Мой «Вольво» ведет себя иначе. Влезать задом на стоянку я не умею, ездить предпочитаю в крайнем правом ряду и, оказавшись за троллейбусом, вынуждена тормозить на остановках. Моя манера сидеть вплотную к баранке, вцепившись в нее судорожно двумя руками, – предмет для постоянных издевательств со стороны сына и невестки. Даже Машка, ловко гоняющая на мотоцикле, прикусывает губу, наблюдая, как я, затаив дыхание, выворачиваю передние колеса, чтобы отъехать от магазина. И еще никак не могу отделаться от привычки тянуть на себя руль при торможении. Заметивший это Аркадий не утерпел и посоветовал:

– Говори «тпру», а то вдруг не остановится.

Еще хорошо, что никто не знает, как держу у светофора выжатое сцепление. Стоит отпустить педаль, и «Вольво» тут же глохнет.

В свете всего вышесказанного я вместе с кошками и жабой Эльвирой прибыла к Харитоновым через час после Аркадия с Маней и собаками.

Таня встретила меня на пороге. Я поставила перевозку с Фифиной и Клеопатрой на пол.
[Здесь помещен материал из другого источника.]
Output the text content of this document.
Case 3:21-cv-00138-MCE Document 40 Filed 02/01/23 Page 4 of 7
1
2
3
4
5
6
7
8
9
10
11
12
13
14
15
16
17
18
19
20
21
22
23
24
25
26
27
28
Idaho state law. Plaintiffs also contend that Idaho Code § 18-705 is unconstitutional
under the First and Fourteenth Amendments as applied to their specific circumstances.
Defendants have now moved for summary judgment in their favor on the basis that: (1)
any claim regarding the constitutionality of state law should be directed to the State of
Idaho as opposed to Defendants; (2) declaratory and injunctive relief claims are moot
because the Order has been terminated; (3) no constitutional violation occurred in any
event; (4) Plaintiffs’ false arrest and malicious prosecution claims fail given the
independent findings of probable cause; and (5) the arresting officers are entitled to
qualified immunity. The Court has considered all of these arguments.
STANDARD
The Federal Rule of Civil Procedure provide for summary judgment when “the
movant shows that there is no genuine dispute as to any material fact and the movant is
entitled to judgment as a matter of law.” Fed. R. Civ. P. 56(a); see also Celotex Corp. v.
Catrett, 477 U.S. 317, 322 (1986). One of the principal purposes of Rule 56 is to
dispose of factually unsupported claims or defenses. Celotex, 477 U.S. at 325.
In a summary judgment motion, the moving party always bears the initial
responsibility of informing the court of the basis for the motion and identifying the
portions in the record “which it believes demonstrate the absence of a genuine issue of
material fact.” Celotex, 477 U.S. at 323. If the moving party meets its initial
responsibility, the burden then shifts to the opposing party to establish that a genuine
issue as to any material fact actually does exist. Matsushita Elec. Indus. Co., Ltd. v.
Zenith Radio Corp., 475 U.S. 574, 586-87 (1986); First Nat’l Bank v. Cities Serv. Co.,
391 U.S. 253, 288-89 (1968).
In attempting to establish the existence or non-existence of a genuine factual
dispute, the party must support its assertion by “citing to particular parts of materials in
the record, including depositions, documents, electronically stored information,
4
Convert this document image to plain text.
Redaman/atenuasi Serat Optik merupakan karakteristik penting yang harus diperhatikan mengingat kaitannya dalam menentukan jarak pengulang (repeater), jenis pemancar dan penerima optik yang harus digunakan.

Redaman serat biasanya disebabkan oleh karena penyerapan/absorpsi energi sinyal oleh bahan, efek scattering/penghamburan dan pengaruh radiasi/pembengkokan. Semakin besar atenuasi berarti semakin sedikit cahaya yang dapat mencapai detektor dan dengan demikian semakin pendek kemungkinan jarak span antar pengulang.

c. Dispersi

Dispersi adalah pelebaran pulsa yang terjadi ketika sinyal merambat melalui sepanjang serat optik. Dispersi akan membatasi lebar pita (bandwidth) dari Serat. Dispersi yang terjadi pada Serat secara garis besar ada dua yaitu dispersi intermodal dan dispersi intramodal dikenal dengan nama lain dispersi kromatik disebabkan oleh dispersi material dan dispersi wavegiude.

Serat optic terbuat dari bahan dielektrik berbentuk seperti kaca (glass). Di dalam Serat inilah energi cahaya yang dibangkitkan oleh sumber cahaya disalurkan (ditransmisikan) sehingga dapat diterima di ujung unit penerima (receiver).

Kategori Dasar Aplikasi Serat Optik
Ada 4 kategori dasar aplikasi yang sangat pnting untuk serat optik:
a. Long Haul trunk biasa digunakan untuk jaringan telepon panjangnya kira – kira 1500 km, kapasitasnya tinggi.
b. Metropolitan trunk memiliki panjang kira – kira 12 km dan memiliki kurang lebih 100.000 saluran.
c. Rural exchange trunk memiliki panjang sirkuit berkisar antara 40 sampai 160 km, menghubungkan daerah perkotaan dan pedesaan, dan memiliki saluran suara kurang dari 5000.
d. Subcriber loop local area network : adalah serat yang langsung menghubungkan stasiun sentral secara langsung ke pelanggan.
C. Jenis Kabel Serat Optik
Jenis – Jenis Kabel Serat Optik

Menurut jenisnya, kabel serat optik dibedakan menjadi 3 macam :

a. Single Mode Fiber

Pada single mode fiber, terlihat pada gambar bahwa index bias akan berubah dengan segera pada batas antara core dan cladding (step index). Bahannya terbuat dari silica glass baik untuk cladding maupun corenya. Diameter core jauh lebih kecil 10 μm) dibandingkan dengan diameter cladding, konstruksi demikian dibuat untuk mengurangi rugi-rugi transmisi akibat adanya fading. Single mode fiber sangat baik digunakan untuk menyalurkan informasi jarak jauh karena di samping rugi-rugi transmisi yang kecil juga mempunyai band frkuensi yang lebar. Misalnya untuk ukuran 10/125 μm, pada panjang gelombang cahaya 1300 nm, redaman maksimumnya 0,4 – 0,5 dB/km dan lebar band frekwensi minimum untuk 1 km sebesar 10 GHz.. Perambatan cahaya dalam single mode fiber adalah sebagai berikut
– Красавицы! – восхитилась Иванова. – Просто красавицы! Варя, иди сюда, глянь на кошечек.

Из левого коридора тихонько вышла рослая, вполне оформившаяся девочка с довольно большой грудью. На лицо ей падали пряди темно-каштановых волос.

– Поздоровайся с Дашей, – велела мать.

Я изумилась про себя. На вид девочке не меньше пятнадцати лет, а с ней разговаривают, как с трехлетней.

Но Танина дочь покорно, слегка невнятно пробормотала:

– Здравствуйте, – и откинула локоны.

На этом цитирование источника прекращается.